Susah melanjutkan kata, mengapa perihal narasi saya di atas seakan jauh panggang
dari api kini? Tiada lain ujung-ujungnya memang berpulang kepada manusia, bukan
kepada alam terkembang yang dibiarkan terhampar, seakan disia-siakan. Kunci
menghidupnya, agar terhindar dari laku kufur nikmat, adalah keasadaran manusia,
kesadaran warga Sumbar untuk memberikan pelayanan, menyuguhkan sesuatu kepada tamu
- - padahal dalam budaya Minang, konon mereka sangat menghormati dan menghargai
tamu - - sehingga mereka memiliki kesan tersendiri.
URUSAN pariwisata, semua pihak paham, menghidupkan ekonomi. Tetapi kepahaman itu
tidak dimulai dari ranah perilaku manusia dan sikap melayani, sebagai motor
penggerak. Coba saja Anda mendarat di Bandara Internasional Minangkabau (BIM),
begitu ke luar urusan pertama akan menyaksikan taksi yang lusuh.
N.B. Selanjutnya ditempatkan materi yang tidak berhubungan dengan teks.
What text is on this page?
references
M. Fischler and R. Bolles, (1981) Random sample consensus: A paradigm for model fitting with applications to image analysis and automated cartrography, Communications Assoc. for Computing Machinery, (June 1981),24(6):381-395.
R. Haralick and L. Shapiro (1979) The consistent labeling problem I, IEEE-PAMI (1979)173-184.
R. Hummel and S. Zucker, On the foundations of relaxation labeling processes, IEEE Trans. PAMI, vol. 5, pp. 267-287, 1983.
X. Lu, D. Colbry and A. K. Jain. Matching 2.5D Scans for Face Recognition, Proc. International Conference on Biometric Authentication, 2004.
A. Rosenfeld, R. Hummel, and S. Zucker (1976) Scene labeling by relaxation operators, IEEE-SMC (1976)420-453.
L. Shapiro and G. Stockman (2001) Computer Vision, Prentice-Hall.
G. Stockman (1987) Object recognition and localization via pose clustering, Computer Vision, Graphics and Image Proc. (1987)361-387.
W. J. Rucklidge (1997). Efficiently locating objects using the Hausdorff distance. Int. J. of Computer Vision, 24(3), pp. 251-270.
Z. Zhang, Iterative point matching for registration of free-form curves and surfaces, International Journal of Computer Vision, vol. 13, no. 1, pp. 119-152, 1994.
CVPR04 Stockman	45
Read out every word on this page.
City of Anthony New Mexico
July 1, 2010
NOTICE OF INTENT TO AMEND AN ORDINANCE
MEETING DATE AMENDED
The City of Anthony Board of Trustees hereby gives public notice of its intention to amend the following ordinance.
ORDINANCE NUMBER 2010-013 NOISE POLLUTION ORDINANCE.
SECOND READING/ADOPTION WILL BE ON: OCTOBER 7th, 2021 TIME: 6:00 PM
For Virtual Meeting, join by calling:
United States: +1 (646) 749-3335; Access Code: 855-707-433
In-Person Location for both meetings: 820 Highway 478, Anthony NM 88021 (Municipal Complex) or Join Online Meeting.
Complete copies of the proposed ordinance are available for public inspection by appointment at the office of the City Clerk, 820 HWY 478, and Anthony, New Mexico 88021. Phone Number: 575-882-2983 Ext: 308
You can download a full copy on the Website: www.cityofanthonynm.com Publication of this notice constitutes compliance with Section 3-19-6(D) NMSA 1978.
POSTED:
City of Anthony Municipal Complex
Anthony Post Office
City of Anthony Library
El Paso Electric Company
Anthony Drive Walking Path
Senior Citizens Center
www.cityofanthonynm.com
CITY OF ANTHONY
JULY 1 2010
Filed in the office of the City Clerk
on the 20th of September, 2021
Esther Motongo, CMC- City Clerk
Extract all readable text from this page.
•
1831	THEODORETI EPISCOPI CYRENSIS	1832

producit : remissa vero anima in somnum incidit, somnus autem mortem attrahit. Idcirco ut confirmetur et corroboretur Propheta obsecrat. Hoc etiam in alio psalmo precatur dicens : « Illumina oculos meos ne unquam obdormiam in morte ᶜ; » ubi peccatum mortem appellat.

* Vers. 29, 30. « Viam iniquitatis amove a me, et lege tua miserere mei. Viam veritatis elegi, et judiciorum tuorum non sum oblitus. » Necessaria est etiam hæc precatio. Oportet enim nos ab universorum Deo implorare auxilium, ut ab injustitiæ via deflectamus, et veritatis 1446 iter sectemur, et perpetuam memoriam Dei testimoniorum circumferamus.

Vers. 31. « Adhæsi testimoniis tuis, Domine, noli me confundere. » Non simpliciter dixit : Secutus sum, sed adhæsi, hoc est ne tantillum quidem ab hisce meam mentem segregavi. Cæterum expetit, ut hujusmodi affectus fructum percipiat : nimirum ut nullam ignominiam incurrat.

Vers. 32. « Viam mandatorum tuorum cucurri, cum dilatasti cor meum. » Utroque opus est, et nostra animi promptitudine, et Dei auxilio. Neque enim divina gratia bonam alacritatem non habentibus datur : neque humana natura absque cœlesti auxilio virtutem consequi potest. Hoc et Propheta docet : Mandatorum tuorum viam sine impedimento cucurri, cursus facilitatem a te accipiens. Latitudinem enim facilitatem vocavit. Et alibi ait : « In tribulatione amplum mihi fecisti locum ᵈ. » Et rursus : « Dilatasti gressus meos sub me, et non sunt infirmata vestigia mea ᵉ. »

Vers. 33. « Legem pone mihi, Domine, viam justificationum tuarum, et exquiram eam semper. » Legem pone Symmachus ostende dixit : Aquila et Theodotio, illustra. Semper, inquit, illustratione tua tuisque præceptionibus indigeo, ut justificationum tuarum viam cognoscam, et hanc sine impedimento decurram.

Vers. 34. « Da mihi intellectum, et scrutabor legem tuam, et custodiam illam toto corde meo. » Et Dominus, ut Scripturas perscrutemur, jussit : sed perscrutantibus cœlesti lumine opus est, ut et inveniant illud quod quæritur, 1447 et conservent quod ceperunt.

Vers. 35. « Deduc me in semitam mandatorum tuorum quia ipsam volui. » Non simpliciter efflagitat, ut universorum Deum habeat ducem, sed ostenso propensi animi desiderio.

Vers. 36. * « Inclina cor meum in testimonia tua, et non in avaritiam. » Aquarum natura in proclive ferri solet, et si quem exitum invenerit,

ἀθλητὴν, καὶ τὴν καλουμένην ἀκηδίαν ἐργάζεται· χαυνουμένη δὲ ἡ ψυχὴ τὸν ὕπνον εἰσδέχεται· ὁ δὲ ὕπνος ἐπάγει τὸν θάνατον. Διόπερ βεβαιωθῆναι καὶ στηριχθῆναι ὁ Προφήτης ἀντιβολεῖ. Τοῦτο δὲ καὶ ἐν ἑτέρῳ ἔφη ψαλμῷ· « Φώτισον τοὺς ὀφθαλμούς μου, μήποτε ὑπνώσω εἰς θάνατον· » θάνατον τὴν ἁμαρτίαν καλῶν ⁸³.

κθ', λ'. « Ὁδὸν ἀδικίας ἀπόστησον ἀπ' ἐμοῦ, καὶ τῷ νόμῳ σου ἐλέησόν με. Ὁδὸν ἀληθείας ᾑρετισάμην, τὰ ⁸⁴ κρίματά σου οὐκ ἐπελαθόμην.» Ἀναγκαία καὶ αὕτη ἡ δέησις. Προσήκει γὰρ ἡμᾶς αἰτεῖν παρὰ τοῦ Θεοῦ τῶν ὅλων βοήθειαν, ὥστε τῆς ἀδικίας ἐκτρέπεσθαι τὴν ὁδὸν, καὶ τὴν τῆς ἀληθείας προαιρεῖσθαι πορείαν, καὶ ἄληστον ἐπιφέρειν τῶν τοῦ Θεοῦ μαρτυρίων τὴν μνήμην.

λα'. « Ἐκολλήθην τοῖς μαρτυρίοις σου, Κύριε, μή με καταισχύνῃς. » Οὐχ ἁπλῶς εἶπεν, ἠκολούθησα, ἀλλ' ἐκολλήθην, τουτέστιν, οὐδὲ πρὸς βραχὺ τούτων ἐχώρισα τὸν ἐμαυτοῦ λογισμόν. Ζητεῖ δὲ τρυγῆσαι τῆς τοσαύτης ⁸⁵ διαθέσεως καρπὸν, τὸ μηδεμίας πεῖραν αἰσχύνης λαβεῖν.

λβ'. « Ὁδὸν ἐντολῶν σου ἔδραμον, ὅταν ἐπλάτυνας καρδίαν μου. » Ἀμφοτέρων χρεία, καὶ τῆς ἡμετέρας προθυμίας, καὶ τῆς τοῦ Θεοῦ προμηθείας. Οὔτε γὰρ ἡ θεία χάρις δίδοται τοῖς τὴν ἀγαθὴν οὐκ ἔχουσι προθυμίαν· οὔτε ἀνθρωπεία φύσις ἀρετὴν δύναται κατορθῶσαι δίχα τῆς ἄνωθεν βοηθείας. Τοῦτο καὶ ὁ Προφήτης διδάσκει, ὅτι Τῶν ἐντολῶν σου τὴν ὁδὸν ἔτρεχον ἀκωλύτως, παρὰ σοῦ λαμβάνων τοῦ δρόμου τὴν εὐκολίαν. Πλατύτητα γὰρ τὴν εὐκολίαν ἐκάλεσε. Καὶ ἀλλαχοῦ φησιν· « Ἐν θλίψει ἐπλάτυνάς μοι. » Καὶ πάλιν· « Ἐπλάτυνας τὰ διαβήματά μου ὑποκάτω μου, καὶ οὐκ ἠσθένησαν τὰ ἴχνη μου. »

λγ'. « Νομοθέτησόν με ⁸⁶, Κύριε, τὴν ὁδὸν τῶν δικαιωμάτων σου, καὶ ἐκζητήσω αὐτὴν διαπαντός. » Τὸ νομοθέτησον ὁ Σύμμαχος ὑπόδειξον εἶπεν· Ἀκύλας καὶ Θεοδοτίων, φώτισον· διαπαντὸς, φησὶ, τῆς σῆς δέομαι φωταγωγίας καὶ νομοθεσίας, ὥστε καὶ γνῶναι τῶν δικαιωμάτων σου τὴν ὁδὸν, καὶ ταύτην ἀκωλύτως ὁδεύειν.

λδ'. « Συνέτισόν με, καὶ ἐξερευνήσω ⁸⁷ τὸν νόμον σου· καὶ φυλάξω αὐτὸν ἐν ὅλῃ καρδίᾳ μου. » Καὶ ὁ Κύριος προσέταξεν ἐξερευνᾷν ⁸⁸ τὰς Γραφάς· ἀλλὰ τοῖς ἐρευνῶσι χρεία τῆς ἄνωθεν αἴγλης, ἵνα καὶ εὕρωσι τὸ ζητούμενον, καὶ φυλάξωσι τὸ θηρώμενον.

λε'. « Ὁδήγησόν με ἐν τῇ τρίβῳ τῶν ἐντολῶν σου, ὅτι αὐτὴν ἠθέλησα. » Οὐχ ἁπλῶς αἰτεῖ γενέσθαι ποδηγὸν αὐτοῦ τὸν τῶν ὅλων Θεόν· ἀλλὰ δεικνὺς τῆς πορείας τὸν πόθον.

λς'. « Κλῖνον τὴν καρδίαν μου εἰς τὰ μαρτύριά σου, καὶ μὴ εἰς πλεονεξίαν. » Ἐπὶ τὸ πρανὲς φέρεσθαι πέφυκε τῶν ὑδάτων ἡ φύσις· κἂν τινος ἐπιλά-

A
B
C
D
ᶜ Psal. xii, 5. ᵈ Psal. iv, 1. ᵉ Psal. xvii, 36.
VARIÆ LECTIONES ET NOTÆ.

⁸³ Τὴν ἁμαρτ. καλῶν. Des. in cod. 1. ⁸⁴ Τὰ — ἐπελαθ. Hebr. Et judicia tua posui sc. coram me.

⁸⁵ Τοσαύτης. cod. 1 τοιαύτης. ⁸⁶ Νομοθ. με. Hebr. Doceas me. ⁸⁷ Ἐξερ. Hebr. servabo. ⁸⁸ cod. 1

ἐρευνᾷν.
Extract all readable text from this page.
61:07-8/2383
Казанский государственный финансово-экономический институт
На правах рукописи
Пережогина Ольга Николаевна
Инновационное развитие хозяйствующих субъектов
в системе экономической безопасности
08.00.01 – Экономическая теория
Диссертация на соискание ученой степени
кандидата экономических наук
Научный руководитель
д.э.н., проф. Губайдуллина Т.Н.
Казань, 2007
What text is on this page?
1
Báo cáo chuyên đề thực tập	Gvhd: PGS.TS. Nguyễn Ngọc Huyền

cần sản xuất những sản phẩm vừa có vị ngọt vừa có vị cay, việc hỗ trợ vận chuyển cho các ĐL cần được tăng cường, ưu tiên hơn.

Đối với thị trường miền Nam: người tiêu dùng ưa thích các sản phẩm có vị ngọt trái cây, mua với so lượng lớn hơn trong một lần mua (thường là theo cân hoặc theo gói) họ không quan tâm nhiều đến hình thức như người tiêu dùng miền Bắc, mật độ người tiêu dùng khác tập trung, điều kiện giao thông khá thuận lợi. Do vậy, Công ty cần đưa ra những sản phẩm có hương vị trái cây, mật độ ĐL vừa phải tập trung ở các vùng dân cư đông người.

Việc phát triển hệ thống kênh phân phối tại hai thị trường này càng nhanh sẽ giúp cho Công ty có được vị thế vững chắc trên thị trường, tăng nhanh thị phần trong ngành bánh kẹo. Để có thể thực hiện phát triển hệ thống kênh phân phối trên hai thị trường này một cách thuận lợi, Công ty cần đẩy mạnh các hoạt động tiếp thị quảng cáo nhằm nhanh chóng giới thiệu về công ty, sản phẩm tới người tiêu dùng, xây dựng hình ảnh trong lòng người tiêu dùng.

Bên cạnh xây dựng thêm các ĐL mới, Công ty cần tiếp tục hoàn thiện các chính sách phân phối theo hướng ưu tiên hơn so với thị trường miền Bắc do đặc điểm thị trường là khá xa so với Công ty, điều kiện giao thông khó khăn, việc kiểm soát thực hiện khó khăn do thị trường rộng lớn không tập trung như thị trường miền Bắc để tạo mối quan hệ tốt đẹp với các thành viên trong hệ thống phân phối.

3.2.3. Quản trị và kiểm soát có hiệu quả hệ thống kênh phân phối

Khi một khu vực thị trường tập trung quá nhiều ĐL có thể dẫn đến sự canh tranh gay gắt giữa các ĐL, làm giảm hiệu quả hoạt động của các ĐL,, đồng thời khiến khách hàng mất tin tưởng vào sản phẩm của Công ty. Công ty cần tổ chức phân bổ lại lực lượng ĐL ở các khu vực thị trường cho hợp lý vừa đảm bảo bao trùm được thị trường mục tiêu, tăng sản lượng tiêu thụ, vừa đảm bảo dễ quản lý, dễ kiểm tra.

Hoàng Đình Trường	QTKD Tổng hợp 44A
Jika Anda tak ingin menggunakan taksi lusuh, ada taksi carteran “liar”, berupa
Avanza atau Xenia. Untuk ke Bukittinggi, rate-nya Rp 240 ribu, diantar ke alamat.
Pengalaman saya, supirnya cukup ramah. Mobil juga wangi. Diperjalanan sang supir
menawarkan diri untuk menjemput kembali tiga hari kemudian dari Bukitinggi balik
ke bandara. Ia mengatakan tarif Rp 375 ribu, dengan berikut perjalanan ke Padang,
balik ke Bandara.

Di hari H, saya menghubungi, sang supir mengatakan, harga Rp 375 ribu, tidak
termasuk bensin. Untuk bensin harus menambah lagi Rp 150 ribu. Itu artinya Rp 525
ribu, sudah berubah angkanya. Saya tuliskan hal ini, bukan perkara mahal dan
murahnya, tetapi urusan komitmen yang berubah. Bila hal ini dirasakan oleh seorang
turis asing, kejengkelan ini dipastikan menjadi buah bibir, menjadi pengalaman
mencarter mobil di Sumbar.

Belum lagi ihwal kultur berbusana. Bila turis asing datang bercelana pendek,
berkaus lengan pendek, berbelahan dada rendah, sebagian masyarakat mengkritisi,
seakan daerahnya kemasukan najis. Bagaimana bila demikian keadaannya turis menjadi
betah? Jika mereka berjalan di tengah kota seakan menjadi pesakitan.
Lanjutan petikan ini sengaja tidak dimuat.